Elevator Delivery Robot
For my mechanical engineering senior design project, my group members and I developed an autonomous robot for making deliveries in multi-story buildings. Packages can be loaded onto the robot on the ground floor, and the robot will call the elevator, select the correct floor, exit the elevator on that floor and unload the packge to a designated area. We envision the robot being deployed in places such as apartment complexes and office buildings.

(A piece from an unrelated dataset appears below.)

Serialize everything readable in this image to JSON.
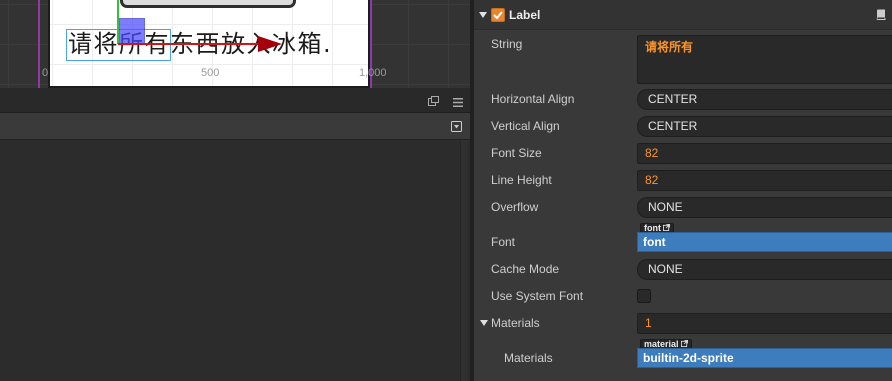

Given very few constraints on the subjec of our project, we came up with a list of possible issues that could be solved with an electromechanical device or robot. Some ideas included a dinner table setting robot, a dehydrator/compactor trash bin combo, and an anti-lock braking system for bicycles. We decided on our delivery robot as it gives us the chance to research and implement mechanical, electrical, and software design. We plan to use a combination of camera and ultrasonic sensor for vision and sensing, a solenoid attached to a belt system for button pressing, and a four-bar unloader, all mounted on a holonomic mecanum wheel chassis
As our team lead, I broke up the project into specific phases and tasks within those phases. I created a timeline for each task and assigned each to a team member. I was in charge of manufacturing our driving chassis, as well as writing our vision software and programming motor control and the robot's logic.
Chassis and Mechanisms
We decided on using a holonomic drive chassis because it would allow simpler movements when positioning of the robot inside of the elevator. The chassis is comprised of t-slot extrusion, an acryllic base plate and 3d printed bearing blocks as drive axle supports. We chose to use DC motors over stepper motors based off of speed and package weight requirements as well as cost constraints.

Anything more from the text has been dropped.